In the western region of the Gaoligong Mountains in Yunnan, the local people have rich traditional knowledge about and practical applications for Disporopsis aspersa. However, the true value of this medicinal food plant remains underestimated due to insufficient evaluation. Understanding the nutritional and medicinal properties of this underutilized vegetable can promote its conservation and broader use in human diets as a valuable source of nutrition and anti-inflammatory agents.

D. aspersa, containing higher levels of calcium, magnesium, potassium, vitamins E, vitamins B₂, and vitamins B₆, as well as amino acids like Val, Leu and Lys, is a high-energy wild vegetable and an important source of high-quality protein. It also provides substantial dietary fiber and essential minerals, supporting diverse diets and promoting healthier eating patterns while reducing carbon footprints.

In addition to its nutritional benefits, D. aspersa exhibits potential anti-hypertensive, anti-inflammatory, and antioxidant properties. As a commonly consumed wild edible herb, its medicinal effects influence local dietary choices. Its high vitamin E and dietary fiber content, combined with a low-sodium and high-potassium profile, contribute to its role in regulating blood pressure, benefiting individuals with cardiovascular diseases. Furthermore, D. aspersa also exhibits strong anti-inflammatory and moderate antioxidant activities, supporting its use in wound healing and inflammation control. Based on this study and previous literature, the abundant flavonoids, phenolic acids, and steroids in D. aspersa may contribute to its remarkable anti-inflammatory properties. However, further research is needed to clarify the relationship between these metabolites and their bioactivities.

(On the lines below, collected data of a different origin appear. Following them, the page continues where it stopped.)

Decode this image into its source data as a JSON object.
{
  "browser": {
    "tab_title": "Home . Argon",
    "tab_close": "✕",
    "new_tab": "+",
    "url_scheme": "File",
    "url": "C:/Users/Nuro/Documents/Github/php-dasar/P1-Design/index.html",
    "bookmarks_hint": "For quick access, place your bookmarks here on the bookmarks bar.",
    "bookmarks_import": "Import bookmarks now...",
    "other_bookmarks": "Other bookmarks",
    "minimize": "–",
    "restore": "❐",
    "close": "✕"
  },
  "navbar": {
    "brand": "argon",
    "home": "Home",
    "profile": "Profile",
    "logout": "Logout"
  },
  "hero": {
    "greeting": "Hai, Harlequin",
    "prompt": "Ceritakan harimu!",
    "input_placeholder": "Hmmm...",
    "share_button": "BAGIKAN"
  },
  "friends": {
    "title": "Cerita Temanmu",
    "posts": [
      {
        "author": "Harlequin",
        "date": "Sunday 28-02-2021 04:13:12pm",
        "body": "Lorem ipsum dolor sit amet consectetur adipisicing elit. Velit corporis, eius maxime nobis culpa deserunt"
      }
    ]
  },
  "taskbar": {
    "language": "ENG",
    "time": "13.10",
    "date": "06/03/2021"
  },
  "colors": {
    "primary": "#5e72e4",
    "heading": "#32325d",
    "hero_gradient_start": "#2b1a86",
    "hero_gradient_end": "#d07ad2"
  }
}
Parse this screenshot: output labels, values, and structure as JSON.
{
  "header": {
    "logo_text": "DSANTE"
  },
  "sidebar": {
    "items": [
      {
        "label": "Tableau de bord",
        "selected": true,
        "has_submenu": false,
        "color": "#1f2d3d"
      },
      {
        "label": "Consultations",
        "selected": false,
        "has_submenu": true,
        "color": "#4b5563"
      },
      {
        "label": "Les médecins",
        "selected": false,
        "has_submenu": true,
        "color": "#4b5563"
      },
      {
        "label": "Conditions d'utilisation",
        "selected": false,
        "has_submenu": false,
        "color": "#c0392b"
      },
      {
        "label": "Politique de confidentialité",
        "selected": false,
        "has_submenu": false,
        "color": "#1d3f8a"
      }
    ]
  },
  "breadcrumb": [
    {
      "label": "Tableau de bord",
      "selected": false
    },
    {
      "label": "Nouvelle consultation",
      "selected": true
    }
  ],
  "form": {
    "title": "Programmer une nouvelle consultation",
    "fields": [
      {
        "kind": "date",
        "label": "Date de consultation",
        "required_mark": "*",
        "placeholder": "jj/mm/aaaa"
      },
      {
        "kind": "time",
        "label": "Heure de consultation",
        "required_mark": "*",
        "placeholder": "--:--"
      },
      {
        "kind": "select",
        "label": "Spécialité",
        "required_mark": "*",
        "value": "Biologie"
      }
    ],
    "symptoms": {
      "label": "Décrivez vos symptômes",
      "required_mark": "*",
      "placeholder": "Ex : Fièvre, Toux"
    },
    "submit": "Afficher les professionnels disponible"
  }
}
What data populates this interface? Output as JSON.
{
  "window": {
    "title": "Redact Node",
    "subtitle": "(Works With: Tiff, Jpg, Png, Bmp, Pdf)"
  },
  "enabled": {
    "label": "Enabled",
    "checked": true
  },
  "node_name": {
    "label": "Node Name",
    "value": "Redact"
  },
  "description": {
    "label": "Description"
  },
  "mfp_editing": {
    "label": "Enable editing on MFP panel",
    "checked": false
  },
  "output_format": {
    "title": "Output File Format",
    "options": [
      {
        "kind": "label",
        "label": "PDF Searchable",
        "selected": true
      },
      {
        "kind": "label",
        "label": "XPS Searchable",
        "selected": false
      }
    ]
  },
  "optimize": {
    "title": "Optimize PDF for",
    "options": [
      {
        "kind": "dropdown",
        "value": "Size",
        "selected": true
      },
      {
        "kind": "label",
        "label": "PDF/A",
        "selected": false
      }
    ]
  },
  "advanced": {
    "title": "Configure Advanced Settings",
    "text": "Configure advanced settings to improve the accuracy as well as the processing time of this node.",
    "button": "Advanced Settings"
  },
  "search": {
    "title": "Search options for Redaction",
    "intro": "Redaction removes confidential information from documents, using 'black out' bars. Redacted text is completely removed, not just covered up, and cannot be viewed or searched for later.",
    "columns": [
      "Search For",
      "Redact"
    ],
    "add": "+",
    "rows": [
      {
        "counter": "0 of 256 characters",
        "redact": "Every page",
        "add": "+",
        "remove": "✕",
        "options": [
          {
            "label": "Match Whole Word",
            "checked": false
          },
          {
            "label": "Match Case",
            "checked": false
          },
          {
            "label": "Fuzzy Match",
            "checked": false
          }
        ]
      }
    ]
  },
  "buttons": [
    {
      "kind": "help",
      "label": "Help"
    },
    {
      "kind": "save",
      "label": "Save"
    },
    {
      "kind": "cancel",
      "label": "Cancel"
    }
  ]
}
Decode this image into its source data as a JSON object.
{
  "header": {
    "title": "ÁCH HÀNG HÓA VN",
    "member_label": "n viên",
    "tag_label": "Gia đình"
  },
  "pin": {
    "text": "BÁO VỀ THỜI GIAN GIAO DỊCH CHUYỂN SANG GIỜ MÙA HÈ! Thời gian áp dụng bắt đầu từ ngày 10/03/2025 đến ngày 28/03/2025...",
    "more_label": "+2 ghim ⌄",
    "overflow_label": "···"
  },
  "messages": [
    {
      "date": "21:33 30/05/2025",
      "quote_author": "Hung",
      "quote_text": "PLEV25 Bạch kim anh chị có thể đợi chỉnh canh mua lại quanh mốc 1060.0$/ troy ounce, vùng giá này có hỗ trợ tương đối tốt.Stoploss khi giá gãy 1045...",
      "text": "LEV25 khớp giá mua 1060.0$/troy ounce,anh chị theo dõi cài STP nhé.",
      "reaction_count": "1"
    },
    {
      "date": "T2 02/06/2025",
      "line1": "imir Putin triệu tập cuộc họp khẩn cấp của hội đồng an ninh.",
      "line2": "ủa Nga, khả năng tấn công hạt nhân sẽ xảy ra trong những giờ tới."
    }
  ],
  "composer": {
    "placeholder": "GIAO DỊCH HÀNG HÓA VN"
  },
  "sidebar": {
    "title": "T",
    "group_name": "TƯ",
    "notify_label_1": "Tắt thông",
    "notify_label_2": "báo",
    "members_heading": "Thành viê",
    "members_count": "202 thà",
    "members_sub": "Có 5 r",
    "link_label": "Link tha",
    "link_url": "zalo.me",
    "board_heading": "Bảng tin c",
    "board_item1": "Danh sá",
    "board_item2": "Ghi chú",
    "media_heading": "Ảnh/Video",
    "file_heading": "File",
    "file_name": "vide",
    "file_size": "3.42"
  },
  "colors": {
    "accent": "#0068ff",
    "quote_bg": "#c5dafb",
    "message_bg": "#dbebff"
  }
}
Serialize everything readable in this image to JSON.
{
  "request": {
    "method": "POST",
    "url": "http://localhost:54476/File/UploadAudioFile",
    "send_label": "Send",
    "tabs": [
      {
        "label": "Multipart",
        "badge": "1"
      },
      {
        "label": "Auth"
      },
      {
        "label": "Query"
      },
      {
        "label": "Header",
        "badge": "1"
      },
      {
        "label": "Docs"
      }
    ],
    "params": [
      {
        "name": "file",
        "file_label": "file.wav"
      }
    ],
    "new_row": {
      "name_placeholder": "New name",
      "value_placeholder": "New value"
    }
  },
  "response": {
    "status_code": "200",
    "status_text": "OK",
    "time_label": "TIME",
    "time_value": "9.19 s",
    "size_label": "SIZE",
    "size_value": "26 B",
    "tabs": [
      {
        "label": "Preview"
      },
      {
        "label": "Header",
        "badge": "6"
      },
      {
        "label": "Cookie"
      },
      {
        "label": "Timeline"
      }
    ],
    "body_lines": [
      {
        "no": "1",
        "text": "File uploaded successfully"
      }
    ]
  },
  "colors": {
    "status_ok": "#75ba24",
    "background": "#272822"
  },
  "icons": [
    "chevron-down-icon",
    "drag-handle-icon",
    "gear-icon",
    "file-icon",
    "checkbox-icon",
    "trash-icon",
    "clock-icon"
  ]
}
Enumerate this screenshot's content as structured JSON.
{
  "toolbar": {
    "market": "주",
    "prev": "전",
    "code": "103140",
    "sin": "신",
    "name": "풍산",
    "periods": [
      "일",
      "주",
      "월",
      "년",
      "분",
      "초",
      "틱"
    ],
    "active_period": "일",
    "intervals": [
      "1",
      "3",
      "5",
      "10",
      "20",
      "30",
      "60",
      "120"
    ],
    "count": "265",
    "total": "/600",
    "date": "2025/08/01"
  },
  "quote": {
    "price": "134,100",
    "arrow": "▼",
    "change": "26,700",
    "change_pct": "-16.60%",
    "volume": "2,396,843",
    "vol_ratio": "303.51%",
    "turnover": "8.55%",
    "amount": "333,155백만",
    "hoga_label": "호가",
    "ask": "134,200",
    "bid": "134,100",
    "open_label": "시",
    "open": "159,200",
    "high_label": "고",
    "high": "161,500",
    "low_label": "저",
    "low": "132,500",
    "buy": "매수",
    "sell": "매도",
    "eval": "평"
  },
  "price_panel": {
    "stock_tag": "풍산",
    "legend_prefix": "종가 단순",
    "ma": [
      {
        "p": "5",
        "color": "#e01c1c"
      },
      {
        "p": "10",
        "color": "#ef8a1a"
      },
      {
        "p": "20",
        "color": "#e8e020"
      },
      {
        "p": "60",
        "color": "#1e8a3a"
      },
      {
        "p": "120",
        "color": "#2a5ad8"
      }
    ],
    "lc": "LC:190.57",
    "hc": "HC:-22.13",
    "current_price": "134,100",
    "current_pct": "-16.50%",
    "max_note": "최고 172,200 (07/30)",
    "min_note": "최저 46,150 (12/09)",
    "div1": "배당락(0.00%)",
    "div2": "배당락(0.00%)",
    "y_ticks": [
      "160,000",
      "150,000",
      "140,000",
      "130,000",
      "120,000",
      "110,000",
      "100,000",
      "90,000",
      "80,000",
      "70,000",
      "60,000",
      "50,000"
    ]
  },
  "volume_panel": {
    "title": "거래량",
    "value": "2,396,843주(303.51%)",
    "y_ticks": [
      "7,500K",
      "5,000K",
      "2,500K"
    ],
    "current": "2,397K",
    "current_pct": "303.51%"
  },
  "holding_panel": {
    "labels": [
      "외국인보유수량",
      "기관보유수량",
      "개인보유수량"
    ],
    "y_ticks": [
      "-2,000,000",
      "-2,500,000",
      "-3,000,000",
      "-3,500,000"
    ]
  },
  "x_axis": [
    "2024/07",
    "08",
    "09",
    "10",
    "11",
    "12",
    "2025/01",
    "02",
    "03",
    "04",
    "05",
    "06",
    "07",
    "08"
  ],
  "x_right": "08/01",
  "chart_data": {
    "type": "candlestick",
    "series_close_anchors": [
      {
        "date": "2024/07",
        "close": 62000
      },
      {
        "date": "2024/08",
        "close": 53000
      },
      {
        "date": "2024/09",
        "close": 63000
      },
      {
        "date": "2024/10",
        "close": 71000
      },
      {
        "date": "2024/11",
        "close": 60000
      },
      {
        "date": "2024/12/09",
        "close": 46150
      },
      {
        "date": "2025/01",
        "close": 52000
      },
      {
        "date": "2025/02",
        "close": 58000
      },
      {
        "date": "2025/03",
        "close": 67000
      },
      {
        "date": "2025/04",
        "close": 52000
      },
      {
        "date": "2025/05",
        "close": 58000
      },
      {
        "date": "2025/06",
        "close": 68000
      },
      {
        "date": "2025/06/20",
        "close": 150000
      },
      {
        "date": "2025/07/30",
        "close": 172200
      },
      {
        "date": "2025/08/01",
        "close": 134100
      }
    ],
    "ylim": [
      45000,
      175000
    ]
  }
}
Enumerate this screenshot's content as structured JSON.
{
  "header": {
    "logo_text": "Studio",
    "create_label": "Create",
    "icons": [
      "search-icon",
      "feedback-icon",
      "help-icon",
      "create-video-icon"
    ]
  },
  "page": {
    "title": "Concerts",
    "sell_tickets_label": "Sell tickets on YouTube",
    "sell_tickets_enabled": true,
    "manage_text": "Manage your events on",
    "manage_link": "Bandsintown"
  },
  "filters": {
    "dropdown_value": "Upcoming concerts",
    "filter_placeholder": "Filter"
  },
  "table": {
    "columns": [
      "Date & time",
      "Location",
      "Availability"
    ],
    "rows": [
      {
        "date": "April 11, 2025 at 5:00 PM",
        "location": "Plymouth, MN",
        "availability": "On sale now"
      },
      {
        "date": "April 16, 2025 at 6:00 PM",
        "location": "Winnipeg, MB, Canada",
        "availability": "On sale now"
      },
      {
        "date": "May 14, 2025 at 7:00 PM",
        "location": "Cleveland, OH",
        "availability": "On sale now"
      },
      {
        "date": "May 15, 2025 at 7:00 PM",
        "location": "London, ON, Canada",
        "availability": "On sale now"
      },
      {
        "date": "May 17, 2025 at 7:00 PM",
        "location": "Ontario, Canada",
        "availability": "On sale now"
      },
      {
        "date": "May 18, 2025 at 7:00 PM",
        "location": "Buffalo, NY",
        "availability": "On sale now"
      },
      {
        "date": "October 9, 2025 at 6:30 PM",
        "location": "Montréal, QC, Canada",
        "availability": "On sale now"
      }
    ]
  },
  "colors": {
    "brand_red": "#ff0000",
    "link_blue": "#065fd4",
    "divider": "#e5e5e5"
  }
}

The genus Disporopsis, to which Disporopsis aspersa belongs, is primarily distributed in Southeast Asia and has a wide geographical range. This study scientifically validates the traditional knowledge of D. aspersa, offering insights for research on Disporopsis species in other regions and providing clues for the development and utilization of edible plants in the Asparagaceae family by other countries. This would not only restore cultural and food heritage but also create sustainable production and consumption alternatives.